4. Run a tabletop exercise annually. Walk your HR, IT, and legal team through a simulated breach scenario. The exercise surfaces gaps in your escalation chain, notification templates, and evidence preservation procedures before a real incident does.

A Make.com scenario connected to your IT security alerting platform automates the first hour of breach response: it logs the incident, timestamps the discovery moment (which starts the 72-hour clock), notifies the DPO and designated privacy lead simultaneously, and opens an incident record in your HR ticketing system. The humans make the decisions — the scenario ensures the clock is running and the right people know immediately.

Putting It Together: From Paper Compliance to Operational GDPR

Each step above is a standalone control. GDPR compliance requires all of them, operating together, with documented evidence that each one functions as designed. The audit trail is the compliance. A supervisory authority reviewing your HR GDPR posture does not read your policy documents — it asks for evidence of execution: RoPA records, DPAs, deletion logs, access audit trails, breach notification drafts, and data subject request logs.
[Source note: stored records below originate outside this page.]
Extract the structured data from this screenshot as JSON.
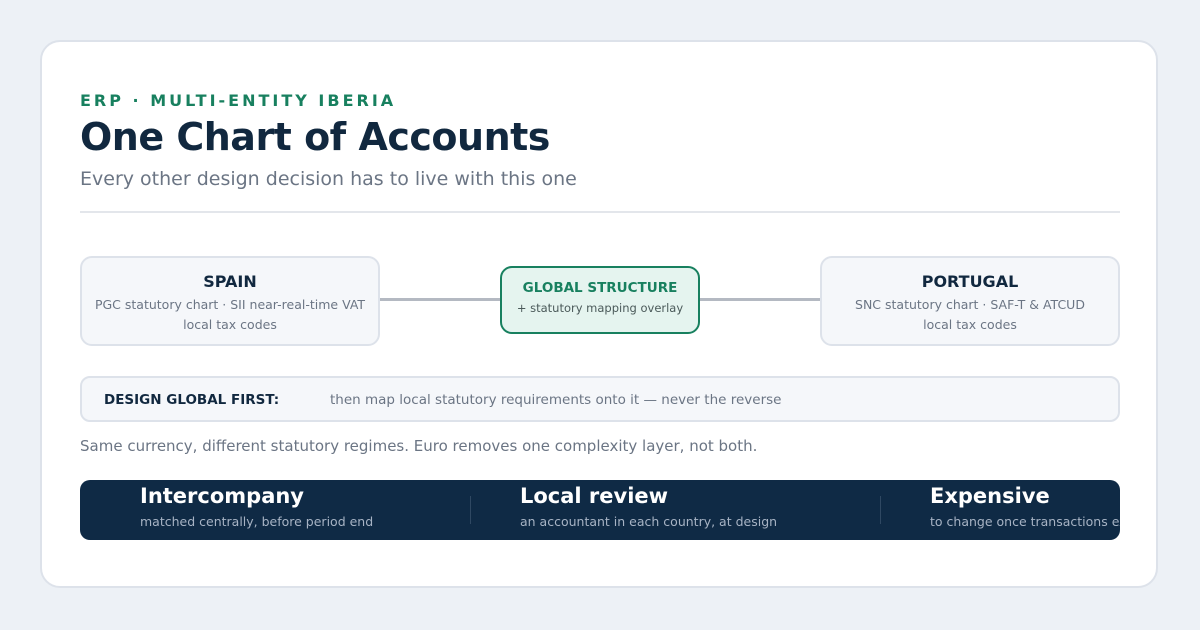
{
  "header": {
    "eyebrow": "ERP · MULTI-ENTITY IBERIA",
    "title": "One Chart of Accounts",
    "subtitle": "Every other design decision has to live with this one"
  },
  "diagram": {
    "left": {
      "name": "SPAIN",
      "line1": "PGC statutory chart · SII near-real-time VAT",
      "line2": "local tax codes"
    },
    "center": {
      "name": "GLOBAL STRUCTURE",
      "sub": "+ statutory mapping overlay"
    },
    "right": {
      "name": "PORTUGAL",
      "line1": "SNC statutory chart · SAF-T & ATCUD",
      "line2": "local tax codes"
    }
  },
  "principle": {
    "label": "DESIGN GLOBAL FIRST:",
    "text": "then map local statutory requirements onto it — never the reverse"
  },
  "note": "Same currency, different statutory regimes. Euro removes one complexity layer, not both.",
  "stats": [
    {
      "title": "Intercompany",
      "detail": "matched centrally, before period end"
    },
    {
      "title": "Local review",
      "detail": "an accountant in each country, at design"
    },
    {
      "title": "Expensive",
      "detail": "to change once transactions exist"
    }
  ],
  "colors": {
    "accent": "#18805f",
    "navy": "#0f2a45",
    "background": "#edf1f6"
  }
}
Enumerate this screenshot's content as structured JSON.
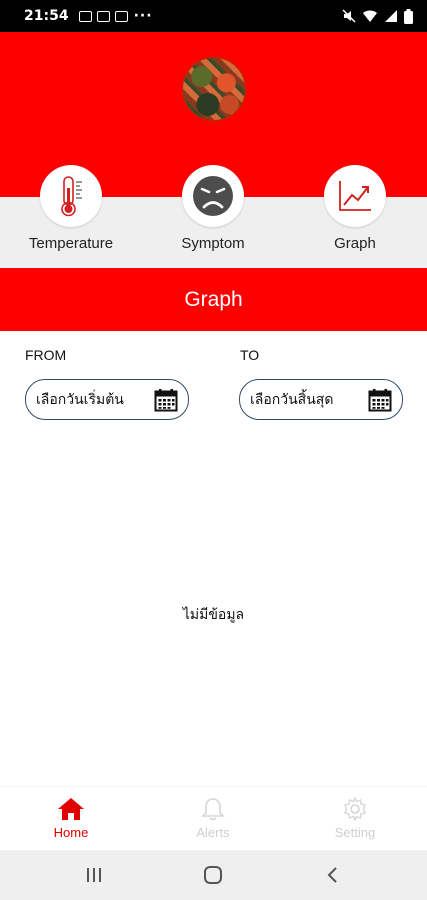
{
  "status_bar": {
    "time": "21:54",
    "dots": "···"
  },
  "menu": {
    "items": [
      {
        "label": "Temperature",
        "icon": "thermometer-icon"
      },
      {
        "label": "Symptom",
        "icon": "sad-face-icon"
      },
      {
        "label": "Graph",
        "icon": "line-chart-icon"
      }
    ]
  },
  "page": {
    "title": "Graph"
  },
  "date_range": {
    "from_label": "FROM",
    "to_label": "TO",
    "from_placeholder": "เลือกวันเริ่มต้น",
    "to_placeholder": "เลือกวันสิ้นสุด"
  },
  "content": {
    "empty_message": "ไม่มีข้อมูล"
  },
  "bottom_nav": {
    "items": [
      {
        "label": "Home",
        "active": true
      },
      {
        "label": "Alerts",
        "active": false
      },
      {
        "label": "Setting",
        "active": false
      }
    ]
  },
  "colors": {
    "primary": "#ff0000",
    "gray_band": "#efefef",
    "active_nav": "#e00000",
    "inactive_nav": "#cfcfcf",
    "input_border": "#2c4a6a"
  }
}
The OpsMesh™ framework structures all six controls as connected operational systems rather than isolated projects. The OpsMap discovery audit surfaces the gaps in your current state. The OpsBuild™ phase configures the Make.com automation layer — retention triggers, request intake routing, access review scheduling, breach notification workflows. OpsCare™ maintains the system through annual reviews, vendor changes, and regulatory updates. The result is a compliance posture that holds up under scrutiny because it runs continuously, not because someone updated a spreadsheet before an audit.
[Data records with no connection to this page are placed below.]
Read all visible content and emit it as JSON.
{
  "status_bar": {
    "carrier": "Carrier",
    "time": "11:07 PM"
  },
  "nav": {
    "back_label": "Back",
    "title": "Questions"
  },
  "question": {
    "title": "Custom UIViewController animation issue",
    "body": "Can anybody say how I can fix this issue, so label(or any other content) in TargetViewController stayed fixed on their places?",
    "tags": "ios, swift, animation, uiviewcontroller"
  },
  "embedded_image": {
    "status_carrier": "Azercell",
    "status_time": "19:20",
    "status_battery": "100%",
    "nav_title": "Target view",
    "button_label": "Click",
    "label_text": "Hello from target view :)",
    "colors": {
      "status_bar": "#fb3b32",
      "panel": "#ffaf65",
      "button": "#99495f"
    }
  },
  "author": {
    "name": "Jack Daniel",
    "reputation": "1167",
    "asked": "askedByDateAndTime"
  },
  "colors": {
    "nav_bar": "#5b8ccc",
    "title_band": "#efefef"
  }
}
For HR teams inheriting broken operations and needing to build GDPR controls into systems that were never designed for them, the path to defensible compliance starts with an honest current-state assessment. Read our guide on data governance for legacy HR systems for the specific remediation sequence when your underlying platforms are the constraint.

GDPR compliance in HR is not a project you complete. It is an operational posture you build, test, automate, and maintain — or it is a liability. The steps above give you the operational path. The Make.com automation layer gives you the execution speed and consistency that manual processes cannot sustain at scale.